Venkat then gave an eye-popping analogy as he compared outsourcing relationship to a marriage. “If you break it, there is a clear divorce but then if you can’t work it out in ten years of a contract, then something is wrong. As a partner you should try to make it work.”

Clear expectations however work it or mess it, Pandurang argued. And then there was a rejoinder, “Known enemy is better than known guard. No incumbent should be allowed to exploit your weakness.” A CIO stressed.

From the audience CIOs took the analogy into a lighter but thought-provoking vein.

“Even if it’s a marriage it can’t be an Indian marriage. At best it’s an American, European marriage, or contract marriage where inefficient relationships can’t be dragged for the sake of it.” Atul Kumar from Ispat Industries added with another strong comment “2.0 is more an outcome of recession.”

The panel ended with a stimulating question. “Would there be a 3.0 after 2.0 that will mean sunset for a CIO’s career also?”

As Mulki answered, “Today CIO is a technologist who is business aware.

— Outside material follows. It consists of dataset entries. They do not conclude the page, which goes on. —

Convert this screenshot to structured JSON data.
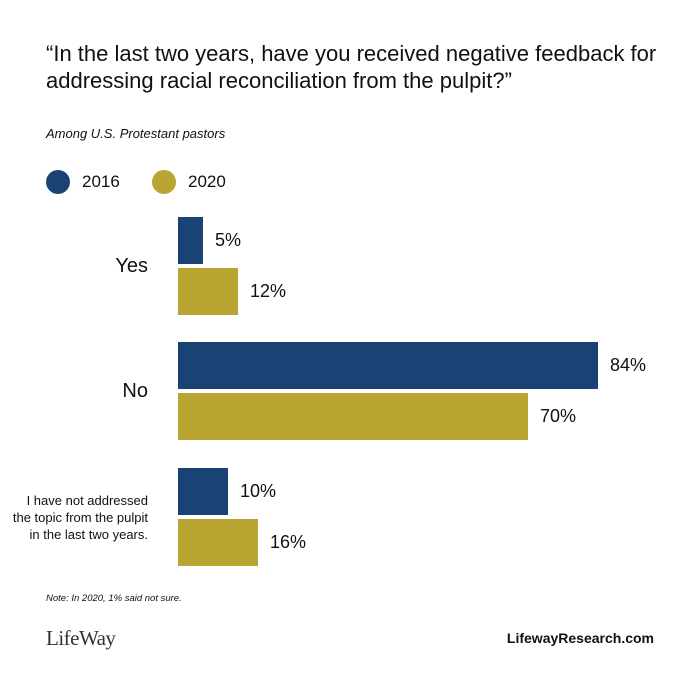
{
  "title": "“In the last two years, have you received negative feedback for addressing racial reconciliation from the pulpit?”",
  "subtitle": "Among U.S. Protestant pastors",
  "note": "Note: In 2020, 1% said not sure.",
  "footer": {
    "logo": "LifeWay",
    "website": "LifewayResearch.com"
  },
  "colors": {
    "2016": "#1a4275",
    "2020": "#bba532"
  },
  "chart_data": {
    "type": "bar",
    "orientation": "horizontal",
    "categories": [
      "Yes",
      "No",
      "I have not addressed the topic from the pulpit in the last two years."
    ],
    "series": [
      {
        "name": "2016",
        "values": [
          5,
          84,
          10
        ],
        "labels": [
          "5%",
          "84%",
          "10%"
        ]
      },
      {
        "name": "2020",
        "values": [
          12,
          70,
          16
        ],
        "labels": [
          "12%",
          "70%",
          "16%"
        ]
      }
    ],
    "xlim": [
      0,
      100
    ],
    "unit": "%",
    "legend": "top-left",
    "grid": false
  }
}
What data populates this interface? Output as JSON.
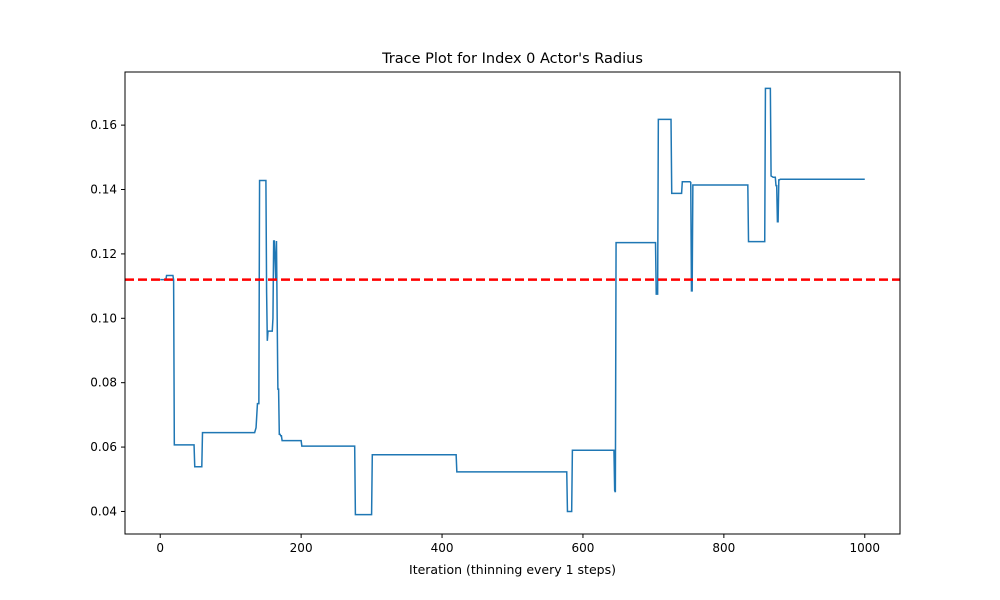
{
  "chart_data": {
    "type": "line",
    "title": "Trace Plot for Index 0 Actor's Radius",
    "xlabel": "Iteration (thinning every 1 steps)",
    "ylabel": "",
    "xlim": [
      -50,
      1050
    ],
    "ylim": [
      0.033,
      0.1765
    ],
    "xticks": [
      0,
      200,
      400,
      600,
      800,
      1000
    ],
    "yticks": [
      0.04,
      0.06,
      0.08,
      0.1,
      0.12,
      0.14,
      0.16
    ],
    "xtick_labels": [
      "0",
      "200",
      "400",
      "600",
      "800",
      "1000"
    ],
    "ytick_labels": [
      "0.04",
      "0.06",
      "0.08",
      "0.10",
      "0.12",
      "0.14",
      "0.16"
    ],
    "grid": false,
    "reference_line": {
      "y": 0.112,
      "color": "#ff0000",
      "style": "dashed"
    },
    "series": [
      {
        "color": "#1f77b4",
        "x": [
          0,
          8,
          9,
          18,
          19,
          20,
          48,
          49,
          59,
          60,
          134,
          136,
          138,
          140,
          141,
          150,
          151,
          152,
          153,
          159,
          160,
          161,
          162,
          164,
          165,
          166,
          167,
          168,
          169,
          170,
          171,
          172,
          173,
          174,
          200,
          201,
          276,
          277,
          300,
          301,
          420,
          421,
          577,
          578,
          584,
          585,
          644,
          645,
          646,
          647,
          703,
          704,
          706,
          707,
          725,
          726,
          740,
          741,
          752,
          753,
          754,
          755,
          756,
          757,
          834,
          835,
          858,
          859,
          866,
          867,
          870,
          873,
          874,
          875,
          876,
          877,
          878,
          879,
          880,
          1000
        ],
        "y": [
          0.112,
          0.112,
          0.1133,
          0.1133,
          0.112,
          0.0607,
          0.0607,
          0.0539,
          0.0539,
          0.0645,
          0.0645,
          0.066,
          0.0735,
          0.0735,
          0.1428,
          0.1428,
          0.108,
          0.093,
          0.096,
          0.096,
          0.1,
          0.124,
          0.124,
          0.112,
          0.124,
          0.1,
          0.078,
          0.078,
          0.064,
          0.064,
          0.0635,
          0.0635,
          0.062,
          0.062,
          0.062,
          0.0603,
          0.0603,
          0.039,
          0.039,
          0.0576,
          0.0576,
          0.0523,
          0.0523,
          0.04,
          0.04,
          0.059,
          0.059,
          0.0465,
          0.046,
          0.1235,
          0.1235,
          0.1075,
          0.1075,
          0.1618,
          0.1618,
          0.1388,
          0.1388,
          0.1424,
          0.1424,
          0.1422,
          0.1085,
          0.1085,
          0.1414,
          0.1414,
          0.1414,
          0.1238,
          0.1238,
          0.1714,
          0.1714,
          0.1442,
          0.1438,
          0.1438,
          0.1412,
          0.1412,
          0.13,
          0.13,
          0.143,
          0.143,
          0.1432,
          0.1432
        ]
      }
    ]
  }
}
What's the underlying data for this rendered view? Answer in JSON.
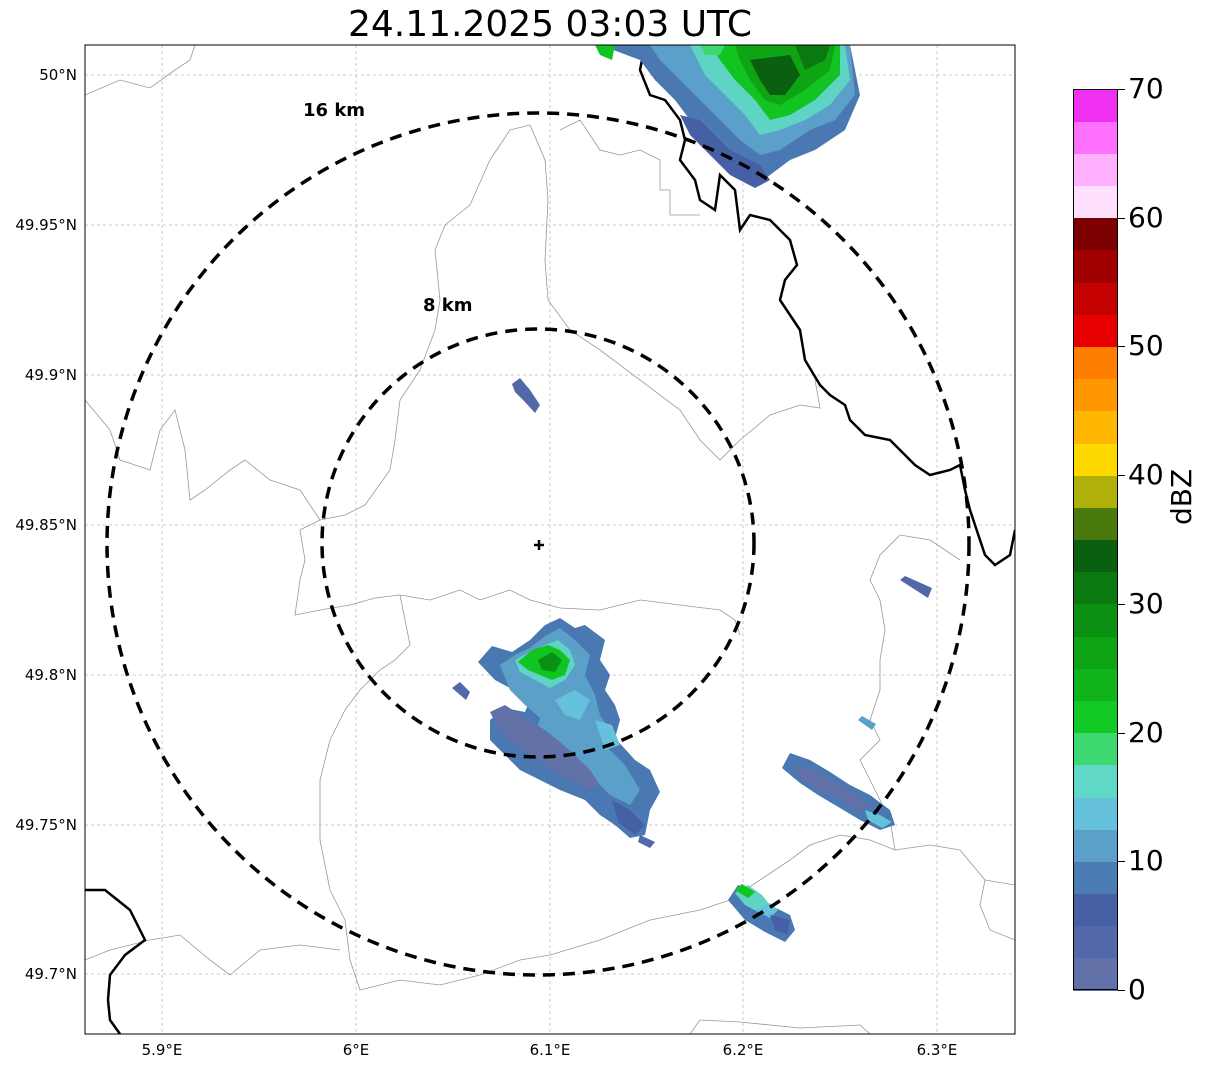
{
  "title": "24.11.2025 03:03 UTC",
  "lat_labels": [
    "50°N",
    "49.95°N",
    "49.9°N",
    "49.85°N",
    "49.8°N",
    "49.75°N",
    "49.7°N"
  ],
  "lon_labels": [
    "5.9°E",
    "6°E",
    "6.1°E",
    "6.2°E",
    "6.3°E"
  ],
  "rings": {
    "inner": "8 km",
    "outer": "16 km"
  },
  "colorbar": {
    "label": "dBZ",
    "tick_labels": [
      "0",
      "10",
      "20",
      "30",
      "40",
      "50",
      "60",
      "70"
    ],
    "colors": [
      "#6272a8",
      "#5268a8",
      "#4660a6",
      "#4c7cb4",
      "#5aa0c8",
      "#66c2dc",
      "#60d8c8",
      "#3ed870",
      "#12c822",
      "#10b41a",
      "#0ea414",
      "#0c9012",
      "#0a7a10",
      "#086010",
      "#4a7a0c",
      "#b0b00a",
      "#ffd800",
      "#ffb600",
      "#ff9800",
      "#ff7e00",
      "#e80000",
      "#c40000",
      "#a00000",
      "#7c0000",
      "#ffe0ff",
      "#ffb0ff",
      "#ff70ff",
      "#f030f0"
    ]
  },
  "legend_colors": {
    "borders": "#000000",
    "admin": "#999999",
    "grid": "#bbbbbb"
  }
}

It would be vice versa next.”

In another interesting panel discussion moderated by Upal Chakroborty, DLF on ‘Digital Enterprise: Fiction or Possibility’ CIOs talked about many pitfalls, risks and incentives for digitization.

Here areas like what areas to be digitized, security limitations, applications worth it, rural India potential and pitfalls etc and how subjective elements or decision-making areas stay out of scope of digitization came to the fore.

Suresh Shanmugam from Mahindra & Mahindra Financial Services highlighted the issues and opportunities that rural India presents in this context. Ramesh Janarthanam from MIRC Electronics talked about how digitization can help change experiences of vendors, partners and customers. It’s a utopia but a long way to go, mulled the panel.